Your own hosted blog, the easy, free, open way (even if you’re not a computer expert) (via) Jeremy Howard and the fast.ai team have released fast_template—a GitHub repository designed to be used as a template to create new repositories with a complete Jekyll blog configured for use with GitHub pages. GitHub’s official document recommends you install Ruby on your machine to do this, but Jeremy points out that with the right repository setup you can run a blog entirely by editing files through the GitHub web interface.
How to do Zero Downtime Deployments of Docker Containers. I’m determined to get reliable zero-downtime deploys working for a new project, because I know from experience that even a few seconds of downtime during a deploy changes the project mentality from “deploy any time you want” to “don’t deploy too often”. I’m using Docker containers behind Traefik, which means new containers should have traffic automatically balanced to them by Traefik based on their labels. After much fiddling around the pattern described by this article worked best for me: it lets me start a new container, then stop the old one and have Traefik’s “retry” mechanism send any requests to the stopped container over to the new one instead.
Demos, Prototypes, and MVPs (via) I really like how Jacob describes the difference between a demo and a prototype: a demo is externally facing and helps explain a concept to a customer; a prototype is internally facing and helps prove that something can be built.
Serving 100µs reads with 100% availability (via) Fascinating use-case for SQLite from Segment: they needed a massively replicated configuration database across all of their instances that process streaming data.

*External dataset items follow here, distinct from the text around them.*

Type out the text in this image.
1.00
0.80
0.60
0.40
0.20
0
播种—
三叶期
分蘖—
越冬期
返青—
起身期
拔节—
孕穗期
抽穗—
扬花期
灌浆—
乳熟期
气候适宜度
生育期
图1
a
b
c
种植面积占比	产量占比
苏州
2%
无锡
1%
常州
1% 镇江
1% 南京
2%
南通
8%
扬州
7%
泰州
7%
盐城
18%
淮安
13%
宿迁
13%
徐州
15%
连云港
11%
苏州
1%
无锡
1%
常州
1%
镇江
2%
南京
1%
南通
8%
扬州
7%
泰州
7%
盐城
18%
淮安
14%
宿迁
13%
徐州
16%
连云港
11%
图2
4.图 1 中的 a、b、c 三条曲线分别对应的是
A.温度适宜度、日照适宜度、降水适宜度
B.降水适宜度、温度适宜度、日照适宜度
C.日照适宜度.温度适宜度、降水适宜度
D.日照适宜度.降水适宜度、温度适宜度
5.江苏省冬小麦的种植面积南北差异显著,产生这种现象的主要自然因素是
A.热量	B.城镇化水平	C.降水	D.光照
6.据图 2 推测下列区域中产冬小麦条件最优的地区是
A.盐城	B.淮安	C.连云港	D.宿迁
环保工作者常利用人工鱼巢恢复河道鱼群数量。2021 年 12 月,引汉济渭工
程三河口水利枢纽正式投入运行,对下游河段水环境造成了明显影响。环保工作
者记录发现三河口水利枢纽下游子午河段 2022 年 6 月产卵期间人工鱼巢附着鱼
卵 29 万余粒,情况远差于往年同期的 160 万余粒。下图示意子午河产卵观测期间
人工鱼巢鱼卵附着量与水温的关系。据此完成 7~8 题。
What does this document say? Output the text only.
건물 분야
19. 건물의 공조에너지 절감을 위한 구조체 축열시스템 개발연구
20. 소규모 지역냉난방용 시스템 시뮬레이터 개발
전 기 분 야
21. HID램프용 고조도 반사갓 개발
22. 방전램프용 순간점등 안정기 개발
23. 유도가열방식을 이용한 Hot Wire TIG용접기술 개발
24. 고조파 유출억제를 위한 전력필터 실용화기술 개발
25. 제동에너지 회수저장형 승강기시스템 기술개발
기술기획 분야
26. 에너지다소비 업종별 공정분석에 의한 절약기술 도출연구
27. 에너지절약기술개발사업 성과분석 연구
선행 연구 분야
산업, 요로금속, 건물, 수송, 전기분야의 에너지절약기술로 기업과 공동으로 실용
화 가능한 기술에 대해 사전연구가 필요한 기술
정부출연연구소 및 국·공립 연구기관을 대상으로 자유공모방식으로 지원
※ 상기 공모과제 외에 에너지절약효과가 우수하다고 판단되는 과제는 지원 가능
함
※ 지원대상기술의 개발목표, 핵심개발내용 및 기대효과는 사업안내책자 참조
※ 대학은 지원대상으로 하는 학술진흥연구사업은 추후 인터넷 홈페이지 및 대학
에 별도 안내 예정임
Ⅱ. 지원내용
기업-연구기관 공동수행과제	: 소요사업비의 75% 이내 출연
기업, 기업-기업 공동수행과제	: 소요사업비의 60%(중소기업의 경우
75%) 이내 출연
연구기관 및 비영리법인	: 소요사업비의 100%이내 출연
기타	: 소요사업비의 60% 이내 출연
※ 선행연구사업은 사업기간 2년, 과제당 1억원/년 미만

They chose to make the configuration available as a ~50GB SQLite database file mirrored to every instance, meaning lookups against that data could complete in microseconds. Changes to the central MySQL configuration store are pulled every 2-3 seconds, resulting in a trade-off of consistency for availability which fits their use-case just fine.
A visual introduction to machine learning. Beautiful interactive essay explaining how a decision tree machine learning module is constructed, and using that to illustrate the concept of overfitting. This is one of the best explanations of machine learning fundamentals I’ve seen anywhere.
Snowpack (via) Really interesting new twist on build systems for JavaScript. Modern browsers (everything since IE11) support JavaScript modules, but actually working with them is tricky since so much of the JavaScript ecosystem expects you to be using a bundler like Webpack. Snowpack is a tool for converting npm dependencies into JavaScript modules which can then be loaded directly by the browser, taking advantage of HTTP/2 to efficiently load the resulting larger number of files.